Short on cash, God and his five kids turns to attempted robbery.

God must be Catholic. He’s got five kids, ranging in age from 5 to 14, and no money and was caught trying to hold up a Twin Falls, Idaho convenience store for $40 as his kids stood nearby and watched. Well, technically he only asked the store clerks if he could have the $40 ‘cause he’s, ya know, God and all so he’s good for it. The fact that he was brandishing a pistol at the time is purely circumstantial. He totally meant to leave that back in the car.

Anyway, the two Hell-bound atheistic bitches working as clerks didn’t believe God was God so he talked to them a little about the coming rapture and how there was no government, etc. and when it was apparent they weren’t buying it he left the store.

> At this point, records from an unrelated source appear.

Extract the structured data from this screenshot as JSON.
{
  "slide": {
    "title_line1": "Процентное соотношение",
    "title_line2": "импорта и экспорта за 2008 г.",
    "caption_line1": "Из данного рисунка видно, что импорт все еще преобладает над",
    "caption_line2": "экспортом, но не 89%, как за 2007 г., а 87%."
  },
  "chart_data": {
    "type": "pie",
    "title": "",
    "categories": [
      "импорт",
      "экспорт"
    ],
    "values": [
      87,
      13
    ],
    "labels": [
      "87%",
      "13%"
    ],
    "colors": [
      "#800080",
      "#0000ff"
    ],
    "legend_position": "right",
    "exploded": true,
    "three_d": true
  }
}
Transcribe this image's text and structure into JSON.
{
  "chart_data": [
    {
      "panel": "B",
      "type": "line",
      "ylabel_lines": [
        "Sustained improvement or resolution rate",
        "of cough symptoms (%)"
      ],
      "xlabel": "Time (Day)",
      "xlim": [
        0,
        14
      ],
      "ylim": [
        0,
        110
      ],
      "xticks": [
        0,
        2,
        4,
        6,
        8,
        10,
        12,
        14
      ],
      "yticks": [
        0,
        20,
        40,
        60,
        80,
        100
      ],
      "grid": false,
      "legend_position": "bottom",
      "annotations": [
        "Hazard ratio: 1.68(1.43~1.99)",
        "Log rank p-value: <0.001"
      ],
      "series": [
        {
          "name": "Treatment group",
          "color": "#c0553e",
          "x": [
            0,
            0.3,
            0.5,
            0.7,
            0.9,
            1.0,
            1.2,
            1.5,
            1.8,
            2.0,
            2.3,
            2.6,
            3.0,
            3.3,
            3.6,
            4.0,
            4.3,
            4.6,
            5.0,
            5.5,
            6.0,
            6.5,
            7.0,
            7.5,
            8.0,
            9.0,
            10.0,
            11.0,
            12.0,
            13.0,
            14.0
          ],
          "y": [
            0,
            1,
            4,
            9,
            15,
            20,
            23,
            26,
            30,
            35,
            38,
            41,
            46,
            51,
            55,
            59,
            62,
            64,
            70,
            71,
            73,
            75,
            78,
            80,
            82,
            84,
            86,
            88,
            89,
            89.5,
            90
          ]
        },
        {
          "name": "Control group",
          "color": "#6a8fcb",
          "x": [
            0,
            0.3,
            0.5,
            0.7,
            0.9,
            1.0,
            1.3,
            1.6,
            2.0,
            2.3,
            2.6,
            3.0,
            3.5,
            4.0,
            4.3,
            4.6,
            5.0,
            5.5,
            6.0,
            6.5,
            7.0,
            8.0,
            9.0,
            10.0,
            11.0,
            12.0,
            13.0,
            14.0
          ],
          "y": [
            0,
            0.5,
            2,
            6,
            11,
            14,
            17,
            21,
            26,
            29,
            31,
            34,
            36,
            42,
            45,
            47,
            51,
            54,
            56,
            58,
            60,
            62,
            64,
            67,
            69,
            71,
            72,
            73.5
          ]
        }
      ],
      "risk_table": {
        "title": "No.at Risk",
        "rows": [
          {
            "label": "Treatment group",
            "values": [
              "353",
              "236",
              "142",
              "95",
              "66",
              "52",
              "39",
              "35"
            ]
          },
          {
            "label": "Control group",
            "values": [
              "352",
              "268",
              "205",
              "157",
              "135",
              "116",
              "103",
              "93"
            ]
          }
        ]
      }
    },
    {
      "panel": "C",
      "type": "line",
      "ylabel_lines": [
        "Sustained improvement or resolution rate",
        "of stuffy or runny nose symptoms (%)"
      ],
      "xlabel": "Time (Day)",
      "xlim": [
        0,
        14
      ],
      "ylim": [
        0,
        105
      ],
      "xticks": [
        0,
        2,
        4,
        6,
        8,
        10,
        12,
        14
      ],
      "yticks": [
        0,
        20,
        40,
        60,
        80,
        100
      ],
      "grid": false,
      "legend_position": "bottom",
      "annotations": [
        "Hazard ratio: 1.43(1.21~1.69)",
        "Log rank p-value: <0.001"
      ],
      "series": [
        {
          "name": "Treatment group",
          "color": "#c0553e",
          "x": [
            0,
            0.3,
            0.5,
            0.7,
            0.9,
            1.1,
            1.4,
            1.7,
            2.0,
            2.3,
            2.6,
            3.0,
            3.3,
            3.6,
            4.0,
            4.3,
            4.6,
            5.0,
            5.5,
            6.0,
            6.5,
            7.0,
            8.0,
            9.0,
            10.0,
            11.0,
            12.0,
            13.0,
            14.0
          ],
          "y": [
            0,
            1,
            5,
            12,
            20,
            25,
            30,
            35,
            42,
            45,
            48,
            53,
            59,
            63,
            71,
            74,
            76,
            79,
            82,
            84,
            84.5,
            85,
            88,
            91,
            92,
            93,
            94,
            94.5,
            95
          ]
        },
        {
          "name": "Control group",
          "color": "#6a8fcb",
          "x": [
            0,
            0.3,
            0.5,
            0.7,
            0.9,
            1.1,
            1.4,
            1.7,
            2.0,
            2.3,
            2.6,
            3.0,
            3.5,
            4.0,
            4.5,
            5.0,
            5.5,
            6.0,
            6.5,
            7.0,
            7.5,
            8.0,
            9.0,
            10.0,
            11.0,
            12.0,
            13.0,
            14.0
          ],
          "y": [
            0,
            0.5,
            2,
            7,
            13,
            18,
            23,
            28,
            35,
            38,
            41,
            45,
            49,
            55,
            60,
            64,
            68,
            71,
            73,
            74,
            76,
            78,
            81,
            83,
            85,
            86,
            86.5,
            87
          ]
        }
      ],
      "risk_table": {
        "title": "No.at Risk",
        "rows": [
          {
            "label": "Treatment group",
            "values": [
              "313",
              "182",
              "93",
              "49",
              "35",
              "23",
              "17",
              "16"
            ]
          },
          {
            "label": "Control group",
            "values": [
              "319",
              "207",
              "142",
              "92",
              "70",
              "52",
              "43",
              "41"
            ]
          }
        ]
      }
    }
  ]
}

When one of the clerks stopped Crider’s 5-year-old son from following his father out of the store with a handful of unpurchased toys, the armed man returned, slamming the door and demanding that the clerk give the items back, the affidavit said. He also demanded the $40 again, the affidavit said, and the women responded that they would call the police.

Crider then told the women there were no police.

Officers with the Buhl Police Department, assisted by a Twin Falls County sheriff’s deputy, handcuffed Crider a short time later despite the hysterical objections of his five crying children, who ranged in age from 5 to 14.

Trent, the Buhl detective, told The Times-News that Crider was cooperative, “but because of the circumstances it wasn’t an ordinary traffic stop.”

As he was taken into custody, Crider reportedly told his children to trust in God. His 12-year-old daughter later told police her father was Jesus, and questioned how they could arrest him.

Yeah, WTF is up with that? Don’t you people know God when you see him? We’re all going to hell now because some dumbass cop went and arrested God and made his daughter cry. I bet she has superpowers of her own! They better watch it lest she unleash her wrath down upon them!

This whole sad affair would probably be a lot funnier if it weren’t for the tragedy of what this guy has put his poor kids through.

12 thoughts on “Short on cash, God and his five kids turns to attempted robbery.

  1. Oooh, man, those poor kids…  Imagine not just having to imagine Dad as the supreme Authority of the Household, but the savior of mankind, too?  What a freakin’ drag…
    Sounds like Pops had a bit of an existential streak, too—but asking questions like, ‘What IS reality?  ‘What ARE cops??’ seems a tad much to lay on a middle school kid…

  2. I totally feel for the kids, and the years of therapy they’ll be going through.

    My question is, how the hell does “Catholic” come into the picture?

    Maybe God is a Liberal Republican?


  3. I assumed he’s Catholic because he has 5 kids. That’s a lot of kids these days. If God would just wrap his sausage he wouldn’t have to hold up stores for a lousy $40.

  4. There IS a God, but police don’t exist.  Got it.

    Funny thing about how police still show up, though, even if you don’t believe in them.

  5. I don’t think so. If he was, he would’ve held up the store with his five wives in tow along with all their kids…

  6. Or even an orthodox Jew, for that matter.  Or hell, maybe he just refuses to give his poor wife a break.

  7. [qoute] In Crider’s car police found a loaded pistol and a cut-down .22-caliber rifle, the latter of which Crider told police he’d bought for his 14-year-old daughter, according to the affidavit. [/qoute]

    Sounds to me like a plain old redneck.

  8. He was not a redneck or a catholic or a mormon. I personally knew and went to school with his children. He was a sick bastard that deserves a lot more than what he got. And he made his girls do sick and disgusting things that i hope happens to him in prison. There are disgusting and sick people out there. Watch out for the weirdos!!!!!